For most tradies, the work vehicle is the single largest tax deduction available. Getting the claim method right can mean thousands of dollars difference in your tax bill.
The cents-per-kilometre method is simple: claim a flat rate (currently 85 cents per km for 2025-26) for business kilometres driven, up to a maximum of 5,000 km per year. That caps the deduction at $4,250. You don't need a logbook, but you do need to be able to show how you calculated the kilometres (a diary or calendar is sufficient). This method suits tradies who do limited driving or use a personal car occasionally for work.
The logbook method tracks actual expenses (fuel, registration, insurance, repairs, depreciation or lease payments, tyres) and claims the business-use percentage. You must keep a logbook for a continuous 12-week period, recording every trip (date, start/end odometer, purpose). The logbook is valid for 5 years as long as your usage pattern doesn't change significantly. If 80% of your kilometres are business, you claim 80% of all vehicle running costs.

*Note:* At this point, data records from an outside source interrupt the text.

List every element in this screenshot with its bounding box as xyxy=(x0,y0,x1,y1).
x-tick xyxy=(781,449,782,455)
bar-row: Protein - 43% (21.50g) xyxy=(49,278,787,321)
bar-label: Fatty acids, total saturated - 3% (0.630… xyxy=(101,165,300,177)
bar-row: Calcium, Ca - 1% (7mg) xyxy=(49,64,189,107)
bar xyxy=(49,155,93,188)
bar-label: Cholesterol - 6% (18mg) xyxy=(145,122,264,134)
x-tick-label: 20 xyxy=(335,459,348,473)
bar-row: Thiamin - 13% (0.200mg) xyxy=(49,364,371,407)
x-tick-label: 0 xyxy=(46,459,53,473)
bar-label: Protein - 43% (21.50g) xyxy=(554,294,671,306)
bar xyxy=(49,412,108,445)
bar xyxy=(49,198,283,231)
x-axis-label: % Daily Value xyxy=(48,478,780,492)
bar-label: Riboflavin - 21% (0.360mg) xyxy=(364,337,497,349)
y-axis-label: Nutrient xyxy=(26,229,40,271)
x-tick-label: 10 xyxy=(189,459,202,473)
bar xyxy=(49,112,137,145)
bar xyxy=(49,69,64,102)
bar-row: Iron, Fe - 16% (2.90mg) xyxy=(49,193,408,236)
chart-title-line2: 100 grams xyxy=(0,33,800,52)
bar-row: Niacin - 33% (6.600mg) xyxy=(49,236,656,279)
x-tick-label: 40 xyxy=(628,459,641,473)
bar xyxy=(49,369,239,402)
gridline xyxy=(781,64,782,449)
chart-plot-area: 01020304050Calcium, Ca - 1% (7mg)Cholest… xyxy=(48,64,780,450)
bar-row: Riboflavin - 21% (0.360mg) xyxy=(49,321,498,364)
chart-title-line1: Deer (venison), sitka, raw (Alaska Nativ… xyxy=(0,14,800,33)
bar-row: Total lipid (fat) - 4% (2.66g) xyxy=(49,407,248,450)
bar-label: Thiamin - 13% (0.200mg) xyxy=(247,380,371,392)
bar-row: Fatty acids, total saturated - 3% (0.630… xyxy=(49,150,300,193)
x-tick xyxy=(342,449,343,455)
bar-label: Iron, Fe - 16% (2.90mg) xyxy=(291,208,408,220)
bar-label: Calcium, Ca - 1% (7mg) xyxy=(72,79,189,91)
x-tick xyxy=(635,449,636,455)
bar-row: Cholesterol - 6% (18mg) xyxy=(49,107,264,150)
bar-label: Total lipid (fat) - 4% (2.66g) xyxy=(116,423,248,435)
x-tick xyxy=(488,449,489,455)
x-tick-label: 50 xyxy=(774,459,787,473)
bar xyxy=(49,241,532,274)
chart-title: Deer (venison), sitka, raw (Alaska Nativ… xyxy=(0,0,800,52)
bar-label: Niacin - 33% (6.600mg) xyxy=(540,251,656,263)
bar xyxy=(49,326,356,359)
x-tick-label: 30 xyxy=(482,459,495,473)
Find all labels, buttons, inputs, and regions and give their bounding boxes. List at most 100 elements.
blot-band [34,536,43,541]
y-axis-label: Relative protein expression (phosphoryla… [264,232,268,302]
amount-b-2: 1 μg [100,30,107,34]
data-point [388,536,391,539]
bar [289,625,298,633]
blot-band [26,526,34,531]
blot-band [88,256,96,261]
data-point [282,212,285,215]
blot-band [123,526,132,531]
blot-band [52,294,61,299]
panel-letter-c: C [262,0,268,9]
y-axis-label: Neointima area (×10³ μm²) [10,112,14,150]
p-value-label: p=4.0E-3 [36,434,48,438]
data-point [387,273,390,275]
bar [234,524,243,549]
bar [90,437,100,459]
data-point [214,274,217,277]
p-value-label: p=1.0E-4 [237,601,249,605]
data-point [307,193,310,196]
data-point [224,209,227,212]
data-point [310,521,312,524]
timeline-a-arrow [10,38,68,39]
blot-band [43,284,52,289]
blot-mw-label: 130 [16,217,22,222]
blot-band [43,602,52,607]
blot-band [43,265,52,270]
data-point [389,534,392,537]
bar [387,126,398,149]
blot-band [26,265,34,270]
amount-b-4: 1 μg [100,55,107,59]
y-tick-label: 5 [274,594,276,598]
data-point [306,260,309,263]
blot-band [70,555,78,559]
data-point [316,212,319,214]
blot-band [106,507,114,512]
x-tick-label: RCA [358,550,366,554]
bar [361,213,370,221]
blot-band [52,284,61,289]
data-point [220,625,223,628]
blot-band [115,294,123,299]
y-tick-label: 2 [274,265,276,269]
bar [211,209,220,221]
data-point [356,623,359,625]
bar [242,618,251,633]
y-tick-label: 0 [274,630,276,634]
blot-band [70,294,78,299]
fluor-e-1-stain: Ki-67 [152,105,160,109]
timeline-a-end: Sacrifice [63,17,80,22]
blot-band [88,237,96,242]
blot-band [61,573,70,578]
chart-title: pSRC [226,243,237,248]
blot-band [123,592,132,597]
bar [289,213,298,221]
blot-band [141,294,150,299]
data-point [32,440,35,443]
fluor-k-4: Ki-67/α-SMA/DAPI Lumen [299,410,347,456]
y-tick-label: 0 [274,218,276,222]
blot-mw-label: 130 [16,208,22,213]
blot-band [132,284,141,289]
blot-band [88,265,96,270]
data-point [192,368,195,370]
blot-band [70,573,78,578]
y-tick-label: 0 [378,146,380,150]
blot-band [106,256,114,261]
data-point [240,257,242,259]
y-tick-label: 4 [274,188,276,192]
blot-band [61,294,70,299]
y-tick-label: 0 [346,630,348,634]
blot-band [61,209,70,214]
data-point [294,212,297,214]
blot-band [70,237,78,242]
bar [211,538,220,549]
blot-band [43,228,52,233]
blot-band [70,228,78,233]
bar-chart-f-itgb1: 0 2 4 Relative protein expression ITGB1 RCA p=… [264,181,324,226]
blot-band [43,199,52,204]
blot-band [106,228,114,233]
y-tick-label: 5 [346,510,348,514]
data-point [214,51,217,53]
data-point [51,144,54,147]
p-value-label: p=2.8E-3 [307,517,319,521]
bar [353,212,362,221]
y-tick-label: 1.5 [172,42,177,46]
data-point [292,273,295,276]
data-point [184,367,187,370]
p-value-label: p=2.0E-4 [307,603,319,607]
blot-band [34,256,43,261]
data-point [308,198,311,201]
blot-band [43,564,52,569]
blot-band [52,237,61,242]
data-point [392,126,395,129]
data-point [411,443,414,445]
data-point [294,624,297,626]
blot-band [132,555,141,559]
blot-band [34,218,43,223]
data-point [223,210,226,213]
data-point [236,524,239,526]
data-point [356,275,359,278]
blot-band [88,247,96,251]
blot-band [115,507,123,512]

For tradies who drive regularly between job sites, the logbook method almost always gives a larger deduction. A ute doing 30,000 km per year with 75% business use and $12,000 in running costs yields a $9,000 deduction — more than double the cents-per-km cap.
Important: travel between home and your regular workplace is not deductible (it's private commuting). But travel between job sites during the day, travel to a client site that is not your regular workplace, and travel carrying bulky tools that cannot be stored at your workplace are all business kilometres.